Firmin by Sam Savage

Firmin by Sam Savage

autor:Sam Savage [Savage, Sam]
La lengua: spa
Format: epub, mobi
Tags: Novela, Drama
editor: ePubLibre
publicado: 2006-01-01T05:00:00+00:00


8

Hay dos clases de animales en este mundo: los que poseen el don del lenguaje y los que no lo poseen. Los animales que poseen el don del lenguaje se dividen, a su vez, en dos tipos: los que hablan y los que escuchan. La mayor parte de estos últimos la constituyen los perros. Son tan extremadamente tontos, sin embargo, que llevan su afasia con una especie de gozo servil, que exteriorizan meneando el rabo. No era mi caso: no soportaba la idea de pasar el resto de mis días en silencio.

Hace ya mucho tiempo, en los albores de mi historia de amor con los humanos, descubrí en el curso de mis lecturas varios métodos ingeniosos ideados para mitigar la inclinación natural de esta especie a funcionar mal y estropearse: piernas protésicas, dentaduras postizas, bragueros, audífonos y ojos de cristal. De manera que no tardó en ocurrírseme la idea de suplir mi deficiencia natural con alguna clase de aparejo mecánico. Cuando tropecé por primera vez con las palabras máquina de escribir, venían sin explicación, como algo obvio y familiar, y lo único que llegué a colegir era que se trataba de una cosa con teclas sobre las cuales volaban a veces los ágiles dedos femeninos. Al principio pensé que sería algún instrumento musical y me desconcertó que lo relacionaran con tecleo. Cuando por fin comprendí que se trataba de una máquina para poner palabras sobre un papel, me sobrevino una emoción tremenda. No había por ninguna parte una máquina de escribir a la que ponerle las zarpas encima, pero, así y todo, la mera noción desencadenaba en mí una verdadera corriente de imágenes. Me vi distribuyendo notas mecanografiadas por toda la librería para que Norman las encontrase y se quedara perplejo al leerlas. En mis sueños, las encontraba y se rascaba la cabeza y dejaba pequeñas misivas de respuesta.

Bueno, ya hemos visto de qué manera me falló Norman.
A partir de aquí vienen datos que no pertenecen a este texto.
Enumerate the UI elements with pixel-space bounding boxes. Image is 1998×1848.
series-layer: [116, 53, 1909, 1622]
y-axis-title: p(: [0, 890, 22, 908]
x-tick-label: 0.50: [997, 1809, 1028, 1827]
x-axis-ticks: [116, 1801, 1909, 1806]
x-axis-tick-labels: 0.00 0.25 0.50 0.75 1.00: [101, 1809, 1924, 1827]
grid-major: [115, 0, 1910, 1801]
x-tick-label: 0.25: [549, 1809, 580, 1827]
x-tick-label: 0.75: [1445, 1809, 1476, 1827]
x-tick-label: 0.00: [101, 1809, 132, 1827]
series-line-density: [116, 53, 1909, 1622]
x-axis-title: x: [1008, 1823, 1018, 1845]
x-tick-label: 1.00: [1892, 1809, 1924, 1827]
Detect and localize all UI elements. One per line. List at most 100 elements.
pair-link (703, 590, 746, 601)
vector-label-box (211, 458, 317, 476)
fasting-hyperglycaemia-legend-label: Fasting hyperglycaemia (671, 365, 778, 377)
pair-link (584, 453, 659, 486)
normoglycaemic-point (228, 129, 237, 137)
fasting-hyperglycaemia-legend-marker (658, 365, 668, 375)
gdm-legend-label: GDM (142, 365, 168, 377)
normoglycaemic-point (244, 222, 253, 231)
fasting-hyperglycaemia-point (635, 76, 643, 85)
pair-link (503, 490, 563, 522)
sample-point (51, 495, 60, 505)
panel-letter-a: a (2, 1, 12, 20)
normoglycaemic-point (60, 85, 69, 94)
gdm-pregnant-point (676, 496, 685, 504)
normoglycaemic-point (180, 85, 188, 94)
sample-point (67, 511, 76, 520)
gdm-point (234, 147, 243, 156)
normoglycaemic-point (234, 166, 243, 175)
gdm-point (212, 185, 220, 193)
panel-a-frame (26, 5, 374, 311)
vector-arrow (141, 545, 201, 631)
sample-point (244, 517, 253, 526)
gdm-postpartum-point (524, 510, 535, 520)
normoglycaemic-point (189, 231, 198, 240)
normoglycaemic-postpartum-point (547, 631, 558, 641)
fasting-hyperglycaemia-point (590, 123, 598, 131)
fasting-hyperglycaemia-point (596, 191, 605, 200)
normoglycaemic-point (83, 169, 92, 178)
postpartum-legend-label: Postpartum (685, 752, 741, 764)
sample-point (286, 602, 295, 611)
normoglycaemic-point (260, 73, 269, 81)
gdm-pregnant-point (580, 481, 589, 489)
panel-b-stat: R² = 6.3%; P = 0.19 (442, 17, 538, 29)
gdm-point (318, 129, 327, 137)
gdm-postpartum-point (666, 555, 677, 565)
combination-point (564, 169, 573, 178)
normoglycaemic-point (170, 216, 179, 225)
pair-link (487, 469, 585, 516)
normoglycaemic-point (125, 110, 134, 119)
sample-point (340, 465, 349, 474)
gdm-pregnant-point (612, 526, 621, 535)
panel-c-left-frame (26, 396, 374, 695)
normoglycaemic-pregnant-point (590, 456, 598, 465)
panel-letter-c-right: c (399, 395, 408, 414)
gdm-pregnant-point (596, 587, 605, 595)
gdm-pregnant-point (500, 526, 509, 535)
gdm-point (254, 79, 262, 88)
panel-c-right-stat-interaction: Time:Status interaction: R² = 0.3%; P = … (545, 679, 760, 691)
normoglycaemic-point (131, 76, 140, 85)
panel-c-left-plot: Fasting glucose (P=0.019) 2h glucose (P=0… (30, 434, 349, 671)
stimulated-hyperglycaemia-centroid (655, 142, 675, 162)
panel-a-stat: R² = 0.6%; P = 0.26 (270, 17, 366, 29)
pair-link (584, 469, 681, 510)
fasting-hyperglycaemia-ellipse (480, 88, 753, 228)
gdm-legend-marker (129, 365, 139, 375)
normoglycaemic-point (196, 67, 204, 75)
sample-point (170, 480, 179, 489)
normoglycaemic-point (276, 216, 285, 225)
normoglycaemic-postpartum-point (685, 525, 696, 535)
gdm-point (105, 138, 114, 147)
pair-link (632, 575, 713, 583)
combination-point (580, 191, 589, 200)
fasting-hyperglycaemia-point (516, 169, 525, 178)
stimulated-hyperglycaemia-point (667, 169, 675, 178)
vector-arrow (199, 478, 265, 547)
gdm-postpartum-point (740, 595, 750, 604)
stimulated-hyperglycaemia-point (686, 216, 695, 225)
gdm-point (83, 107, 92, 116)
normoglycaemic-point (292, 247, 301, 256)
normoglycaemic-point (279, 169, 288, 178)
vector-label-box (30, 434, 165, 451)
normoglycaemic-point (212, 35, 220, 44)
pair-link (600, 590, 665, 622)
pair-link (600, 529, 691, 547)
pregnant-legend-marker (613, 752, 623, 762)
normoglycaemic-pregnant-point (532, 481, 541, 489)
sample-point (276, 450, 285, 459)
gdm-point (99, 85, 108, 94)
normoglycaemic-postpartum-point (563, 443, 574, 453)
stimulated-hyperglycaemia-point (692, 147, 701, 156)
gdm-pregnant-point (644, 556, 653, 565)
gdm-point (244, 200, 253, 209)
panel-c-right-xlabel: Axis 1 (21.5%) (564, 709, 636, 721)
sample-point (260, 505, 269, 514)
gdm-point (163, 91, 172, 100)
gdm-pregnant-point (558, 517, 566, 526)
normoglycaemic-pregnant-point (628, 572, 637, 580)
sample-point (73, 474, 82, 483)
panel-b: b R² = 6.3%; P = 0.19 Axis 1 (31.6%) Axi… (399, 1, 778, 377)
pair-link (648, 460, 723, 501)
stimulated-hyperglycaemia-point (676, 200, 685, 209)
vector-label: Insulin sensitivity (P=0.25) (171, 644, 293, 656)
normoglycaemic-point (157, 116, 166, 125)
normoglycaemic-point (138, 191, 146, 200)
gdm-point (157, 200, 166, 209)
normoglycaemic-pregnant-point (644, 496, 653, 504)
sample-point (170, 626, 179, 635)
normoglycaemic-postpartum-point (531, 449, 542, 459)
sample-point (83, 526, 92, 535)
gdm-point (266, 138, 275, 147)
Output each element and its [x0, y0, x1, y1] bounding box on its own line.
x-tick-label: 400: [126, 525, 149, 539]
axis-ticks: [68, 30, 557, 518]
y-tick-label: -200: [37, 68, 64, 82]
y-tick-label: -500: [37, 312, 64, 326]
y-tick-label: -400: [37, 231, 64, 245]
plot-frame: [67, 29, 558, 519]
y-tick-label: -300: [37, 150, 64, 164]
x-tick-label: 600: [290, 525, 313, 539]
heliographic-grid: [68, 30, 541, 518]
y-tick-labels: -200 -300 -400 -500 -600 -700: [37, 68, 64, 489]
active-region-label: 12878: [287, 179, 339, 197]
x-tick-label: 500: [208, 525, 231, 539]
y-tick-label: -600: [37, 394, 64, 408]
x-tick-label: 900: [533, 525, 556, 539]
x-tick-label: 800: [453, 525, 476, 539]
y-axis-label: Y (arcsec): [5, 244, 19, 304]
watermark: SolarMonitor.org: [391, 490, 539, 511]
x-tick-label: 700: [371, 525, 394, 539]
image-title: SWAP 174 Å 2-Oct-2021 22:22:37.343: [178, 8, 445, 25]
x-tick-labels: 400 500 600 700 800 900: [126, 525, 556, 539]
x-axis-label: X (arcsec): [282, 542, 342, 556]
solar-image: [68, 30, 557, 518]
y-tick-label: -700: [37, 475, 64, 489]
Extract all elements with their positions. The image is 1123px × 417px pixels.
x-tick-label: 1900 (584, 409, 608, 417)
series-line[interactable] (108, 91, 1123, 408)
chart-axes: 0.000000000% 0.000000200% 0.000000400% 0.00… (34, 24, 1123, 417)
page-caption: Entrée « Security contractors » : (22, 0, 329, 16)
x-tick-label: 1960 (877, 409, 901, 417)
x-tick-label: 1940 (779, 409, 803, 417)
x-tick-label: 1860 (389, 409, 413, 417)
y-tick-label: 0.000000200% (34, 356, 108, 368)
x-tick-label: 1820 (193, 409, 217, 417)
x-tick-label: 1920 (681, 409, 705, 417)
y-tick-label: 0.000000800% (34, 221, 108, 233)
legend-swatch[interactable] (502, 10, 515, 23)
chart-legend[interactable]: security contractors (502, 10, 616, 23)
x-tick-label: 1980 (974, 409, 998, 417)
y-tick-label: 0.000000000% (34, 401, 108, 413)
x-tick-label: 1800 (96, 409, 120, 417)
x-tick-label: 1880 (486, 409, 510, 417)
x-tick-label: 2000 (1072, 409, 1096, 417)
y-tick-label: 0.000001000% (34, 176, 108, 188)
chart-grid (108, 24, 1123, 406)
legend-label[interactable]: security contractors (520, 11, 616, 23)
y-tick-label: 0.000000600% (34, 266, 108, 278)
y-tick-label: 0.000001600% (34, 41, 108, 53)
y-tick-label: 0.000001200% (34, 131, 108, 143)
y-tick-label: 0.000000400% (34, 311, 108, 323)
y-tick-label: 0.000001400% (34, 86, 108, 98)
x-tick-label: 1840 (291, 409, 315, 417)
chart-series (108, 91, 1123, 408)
Lo mismo la máquina de escribir. Desenterré detalladas descripciones y dibujos rotulados, e incluso vi alguna en funcionamiento, en el cine. El veredicto era inequívoco: demasiado bulto, demasiado peso. Cuando se es pequeñito, no basta con ser un genio. Aun suponiendo que lograra accionar las teclas, dejándome caer desde una altura, jamás lograría encajar el papel en el carro —a las ratas no se nos da nada bien sujetar cosas—, ni mover la larga palanca plateada que servía para situar el carro. En el cine había comprobado que las máquinas de escribir, en efecto, generan su tipo de música, y supe que nunca oiría como resultado de mi esfuerzo el estupendo ping de misión cumplida que suena al final de las líneas, ni el largo rasponazo, parecido a una salva de aplausos, que emite el carro al hacerlo desplazarse para empezar otra línea. Y así ha resultado: cuando termino una línea, no oigo nada, sólo el silencio de los pensamientos cayendo interminablemente por el agujero de la memoria.

Pero, como ya dije antes, puedo ser muy persistente cuando de veras quiero algo, y no renuncié a la idea de conversar con los humanos.